八味地黄丸
はちみじおうがん


この漢方薬は、中高年者の老化予防の漢方薬として繁用されます。
即ち、疲れやすく、四肢が冷えやすく、尿量の異常、痺れ、視力減退、腰痛、脚弱、下肢痛、老人性皮膚掻痒症などに本方が適用されます。

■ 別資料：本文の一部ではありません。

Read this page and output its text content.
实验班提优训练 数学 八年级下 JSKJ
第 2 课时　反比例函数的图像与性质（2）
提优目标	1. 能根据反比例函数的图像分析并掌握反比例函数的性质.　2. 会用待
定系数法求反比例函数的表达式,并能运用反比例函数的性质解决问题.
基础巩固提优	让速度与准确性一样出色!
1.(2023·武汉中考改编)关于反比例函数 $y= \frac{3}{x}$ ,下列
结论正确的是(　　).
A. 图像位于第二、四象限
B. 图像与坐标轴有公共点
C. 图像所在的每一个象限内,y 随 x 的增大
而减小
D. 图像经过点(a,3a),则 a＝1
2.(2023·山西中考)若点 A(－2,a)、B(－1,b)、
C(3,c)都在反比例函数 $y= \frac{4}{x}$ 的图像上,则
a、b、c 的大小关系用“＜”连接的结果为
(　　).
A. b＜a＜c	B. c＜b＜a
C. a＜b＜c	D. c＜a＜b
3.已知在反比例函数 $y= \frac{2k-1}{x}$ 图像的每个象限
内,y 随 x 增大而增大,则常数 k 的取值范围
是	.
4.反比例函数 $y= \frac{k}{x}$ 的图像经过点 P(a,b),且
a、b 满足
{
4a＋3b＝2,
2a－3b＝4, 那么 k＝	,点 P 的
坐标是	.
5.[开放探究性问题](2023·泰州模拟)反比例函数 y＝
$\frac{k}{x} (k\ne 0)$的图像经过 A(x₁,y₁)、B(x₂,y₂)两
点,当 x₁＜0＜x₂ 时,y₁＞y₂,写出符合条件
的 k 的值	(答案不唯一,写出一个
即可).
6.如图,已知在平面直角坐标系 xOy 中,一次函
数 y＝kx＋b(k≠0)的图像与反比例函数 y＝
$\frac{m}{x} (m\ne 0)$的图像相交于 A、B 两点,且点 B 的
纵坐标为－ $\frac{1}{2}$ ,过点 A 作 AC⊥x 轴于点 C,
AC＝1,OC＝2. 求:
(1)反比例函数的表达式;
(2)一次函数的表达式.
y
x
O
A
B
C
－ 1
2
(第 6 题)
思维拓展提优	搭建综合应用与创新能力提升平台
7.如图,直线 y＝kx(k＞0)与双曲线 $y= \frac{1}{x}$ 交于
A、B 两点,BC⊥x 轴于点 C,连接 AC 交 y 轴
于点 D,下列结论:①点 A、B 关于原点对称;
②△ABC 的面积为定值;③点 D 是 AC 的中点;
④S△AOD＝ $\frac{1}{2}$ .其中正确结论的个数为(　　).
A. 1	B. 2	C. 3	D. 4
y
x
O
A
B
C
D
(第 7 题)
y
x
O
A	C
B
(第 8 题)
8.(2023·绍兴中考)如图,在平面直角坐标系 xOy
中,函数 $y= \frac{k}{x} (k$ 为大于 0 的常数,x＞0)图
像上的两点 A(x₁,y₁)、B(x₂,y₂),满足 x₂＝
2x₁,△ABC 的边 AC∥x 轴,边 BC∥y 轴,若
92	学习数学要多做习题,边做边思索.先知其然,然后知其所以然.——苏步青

疲れやすくて四肢が冷えやすく、尿量減少又は多尿で、ときに口渇がある次の諸症=

下肢痛、腰痛、しびれ、老人のかすみ目、かゆみ、排尿困難、頻尿、むくみ



【 組 成 】
   地黄6.0、山茱萸3.5、山薬3.5 沢瀉3.0、茯苓3.0、牡丹皮3.0、 桂皮1.0、附子1.0

滋補腎陰の地黄・山茱萸・山薬・山茱萸で腎精を補充して、温補腎陽の附子と通陽の桂皮で腎陽を鼓舞し、腎の蒸騰気化を強めます。腎陽は腎精えおもとに生発するので、この配合を取ります。利水滲湿の茯苓・沢瀉で湿を除き、活血化痰の牡丹皮で腎の経絡を通利します。

【 効 能 】
    温補腎陽

【 適応症 】
   腎陽虚:
   腰や膝がだるく力がない・知力減退・動作が緩慢・ふらつき・耳鳴・下半身や
   四肢の冷え・寒がる・嗜眠傾向・インポテンツ・尿量が少く、頻回あるいは尿量
   過多・排尿に時間がかかる・排尿困難あるいは失禁・夜間多尿・遺尿など。
   舌質は淡白で湿潤・舌苔は白膩・脈は沈・尺脈が弱。

   腎陰陽両虚
   上記症状とともに、ほてり・口渇・いらいらなどの陰虚の症候も時にみられるもの

【 臨床応用 】
    慢性腎炎・糖尿病・自律神経失調症・老人性痴呆・インポテンツ・前立腺肥大
    症の初期・うっ血性心不全・不妊・無月経・その他の慢性疾患、あるいは排尿
    機能異常などで、腎陽虚・腎陰陽両虚を呈するもの。